In recent years, auto supplier Delphi has been working at a breakneck speed to position itself for the automotive industry of the future—embracing the high-tech gadgetry that’s expected to become commonplace in the coming years. On Tuesday, the company further bolstered its position by announcing a $450 million deal to acquire nuTonomy, a self-driving car startup that already has robotaxis testing on the road today.
Founded in 2013, nuTonomy has been working on developing a fully-autonomous technology to be equipped in cars, having already launched test cars in Boston and Singapore.

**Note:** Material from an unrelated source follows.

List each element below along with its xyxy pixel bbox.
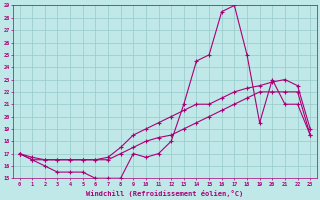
X-axis label: Windchill (Refroidissement éolien,°C): Windchill (Refroidissement éolien,°C)	[86, 190, 244, 197]
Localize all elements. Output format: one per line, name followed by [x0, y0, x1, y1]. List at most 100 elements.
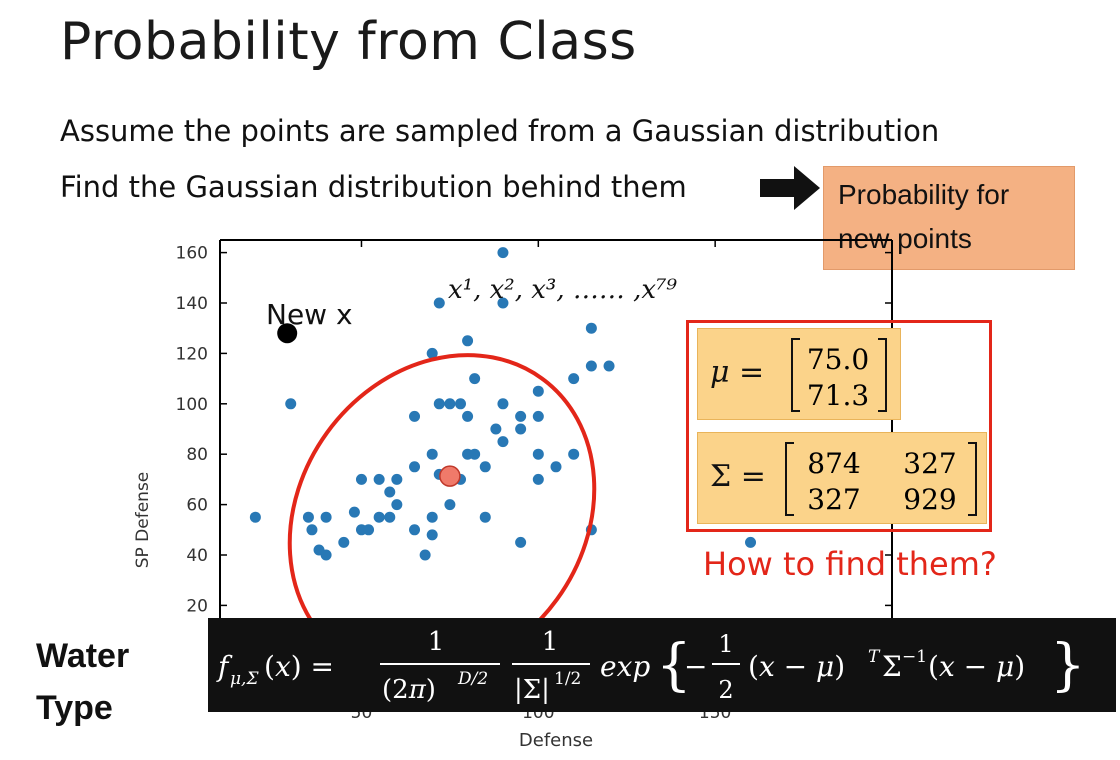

Delphi’s chief technical officer, Glenn De Vos, said on a conference call with reporters Tuesday morning, that it envisions deploying autonomous technology in a commercial space, before eventually ending up in the consumer market. For nuTonomy, the startup already is positioned to capitalize on that gameplan, having inked a partnership earlier this year with ride-hailing network Lyft to test self-driving cars in Boston.
“AD platforms are incredibly complex with many technical challenges, and the addition of nuTonomy and their critical IP helps us deepen our capabilities and accelerate our overall time-to-market,” De Vos wrote in a blog post.
The deal is expected to allow nuTonomy to hire an additional 100 employees, including 70 engineers and scientists, who’ll join Delphi’s 100-strong autonomous driving unit. By the end of the year, Delphi says it’ll have 60 autonomous cars testing in cities across three continents.
The price tag for Delphi’s purchase isn’t uncommon nowadays, as automakers and tech companies have been working at a ferocious pace to bring autonomous cars to life. Uber, in 2016, purchased self-driving truck startup Otto for a reported $680 million; in August, Intel paid more than $15 billion for autonomous tech developer and chipmaker Mobileye.
But the move shows Delphi, a textbook traditional auto supplier, is serious about embracing the autonomous future of cars, however that may transpire. In a profile by The New York Times earlier this year, the company’s chief executive, Kevin Clark, said he envisions Delphi serving as a networking supplier of numerous components for tech-heavy cars, including wiring and software.
“It’s the intelligent architecture that allows all the advanced safety systems, all the autonomous driving software, all the infotainment software to operate effectively,” Clark told the Times.
Now, with nuTonomoy, Delphi’s closer to nailing down the autonomous driving aspect of that equation. Delphi says its deal nuTonomoy is expected to close by the end of the year.